À gauche, le cerveau d'une personne de 70 ans atteinte de l'alzheimer. À droite, le cerveau d'une personne de 70 ans qui ne présente aucune trace de la maladie.

Photo : Université de Washington

Radio-Canada
Prenez note que cet article publié en 2014 pourrait contenir des informations qui ne sont plus à jour.

Des chercheurs montréalais ont découvert une prédisposition génétique, relativement fréquente au sein de la population, qui permettrait de retarder – sur une période pouvant atteindre quatre ans – le déclenchement de la forme la plus commune de la maladie d'Alzheimer.

Grâce à leurs travaux, les chercheurs croient qu'ils pourraient reproduire la protection génétique observée et ainsi parvenir à retarder le déclenchement de la maladie.

La découverte de l'équipe de chercheurs de l'Institut universitaire en santé mentale Douglas et de l'Université McGill, menée par le docteur Judes Poirier, améliore la compréhension de la neurobiologie de la maladie d'Alzheimer.

« Nous avons découvert que des variantes génétiques spécifiques dans un gène appelé HMG CoA réductase, qui règle normalement la production et la mobilisation du cholestérol dans le cerveau, pouvaient modifier le processus et retarder de près de quatre ans le déclenchement de la maladie d'Alzheimer », a déclaré le docteur Poirier dans un communiqué. « Cela constitue une percée remarquable dans un domaine où les recherches ont rarement été couronnées de succès ces dernières années. »
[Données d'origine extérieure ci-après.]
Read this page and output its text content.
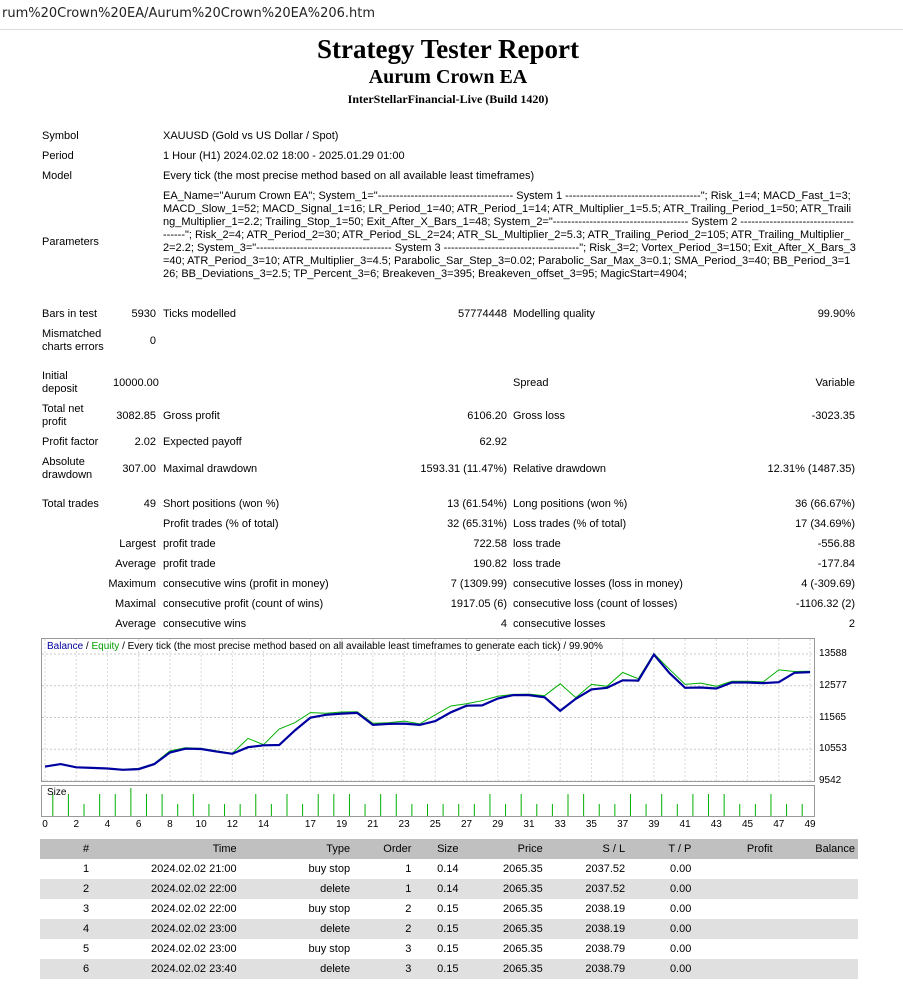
rum%20Crown%20EA/Aurum%20Crown%20EA%206.htm
Strategy Tester Report
Aurum Crown EA
InterStellarFinancial-Live (Build 1420)
Symbol	XAUUSD (Gold vs US Dollar / Spot)
Period	1 Hour (H1) 2024.02.02 18:00 - 2025.01.29 01:00
Model	Every tick (the most precise method based on all available least timeframes)
Parameters
EA_Name="Aurum Crown EA"; System_1="------------------------------------- System 1 -------------------------------------"; Risk_1=4; MACD_Fast_1=3; MACD_Slow_1=52; MACD_Signal_1=16; LR_Period_1=40; ATR_Period_1=14; ATR_Multiplier_1=5.5; ATR_Trailing_Period_1=50; ATR_Trailing_Multiplier_1=2.2; Trailing_Stop_1=50; Exit_After_X_Bars_1=48; System_2="------------------------------------- System 2 -------------------------------------"; Risk_2=4; ATR_Period_2=30; ATR_Period_SL_2=24; ATR_SL_Multiplier_2=5.3; ATR_Trailing_Period_2=105; ATR_Trailing_Multiplier_2=2.2; System_3="------------------------------------- System 3 -------------------------------------"; Risk_3=2; Vortex_Period_3=150; Exit_After_X_Bars_3=40; ATR_Period_3=10; ATR_Multiplier_3=4.5; Parabolic_Sar_Step_3=0.02; Parabolic_Sar_Max_3=0.1; SMA_Period_3=40; BB_Period_3=126; BB_Deviations_3=2.5; TP_Percent_3=6; Breakeven_3=395; Breakeven_offset_3=95; MagicStart=4904;
Bars in test	5930 Ticks modelled	57774448 Modelling quality	99.90%
Mismatched
charts errors	0
Initial
deposit	10000.00	Spread	Variable
Total net
profit	3082.85 Gross profit	6106.20 Gross loss	-3023.35
Profit factor	2.02 Expected payoff	62.92
Absolute
drawdown	307.00 Maximal drawdown	1593.31 (11.47%) Relative drawdown	12.31% (1487.35)
Total trades	49 Short positions (won %)	13 (61.54%) Long positions (won %)	36 (66.67%)
Profit trades (% of total)	32 (65.31%) Loss trades (% of total)	17 (34.69%)
Largest profit trade	722.58 loss trade	-556.88
Average profit trade	190.82 loss trade	-177.84
Maximum consecutive wins (profit in money)	7 (1309.99) consecutive losses (loss in money)	4 (-309.69)
Maximal consecutive profit (count of wins)	1917.05 (6) consecutive loss (count of losses)	-1106.32 (2)
Average consecutive wins	4 consecutive losses	2
Balance / Equity / Every tick (the most precise method based on all available least timeframes to generate each tick) / 99.90%
13588
12577
11565
10553
9542
Size
0	2	4	6	8	10	12	14	17	19	21	23	25	27	29	31	33	35	37	39	41	43	45	47	49
#	Time	Type	Order	Size	Price	S / L	T / P	Profit	Balance
1	2024.02.02 21:00	buy stop	1	0.14	2065.35	2037.52	0.00		
2	2024.02.02 22:00	delete	1	0.14	2065.35	2037.52	0.00		
3	2024.02.02 22:00	buy stop	2	0.15	2065.35	2038.19	0.00		
4	2024.02.02 23:00	delete	2	0.15	2065.35	2038.19	0.00		
5	2024.02.02 23:00	buy stop	3	0.15	2065.35	2038.79	0.00		
6	2024.02.02 23:40	delete	3	0.15	2065.35	2038.79	0.00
De plus, la découverte ouvre de nouvelles pistes thérapeutiques. Les scientifiques croient pouvoir profiter de cette percée pour développer de nouveaux traitements utilisant cette prédisposition génétique.

« Ces derniers résultats génétiques obtenus par l'équipe du Dr Poirier représentent un pas important dans la compréhension de la neurobiologie de la maladie d'Alzheimer, et aussi dans l'utilisation de la génétique pour découvrir une nouvelle cible moléculaire qui réponde aux nouveaux traitements développés », a ajouté la directrice scientifique du Centre de recherche de l'Institut universitaire en santé mentale Douglas, la professeure Brigitte Kieffer.

Les recherches des deux dernières décennies sur la maladie d'Alzheimer se sont surtout concentrées sur l'identification de facteurs génétiques et environnementaux pouvant causer ou accélérer la progression des formes les plus communes de la maladie. Les recherches de l'équipe de M. Poirier ont pris le problème dans le sens inverse, s'affairant plutôt à identifier des facteurs génétiques susceptibles de retarder le déclenchement de la maladie.

Les résultats de la recherche ont été dévoilés en marge de la conférence internationale de l'Association Alzheimer qui se déroule à Copenhague, au Danemark.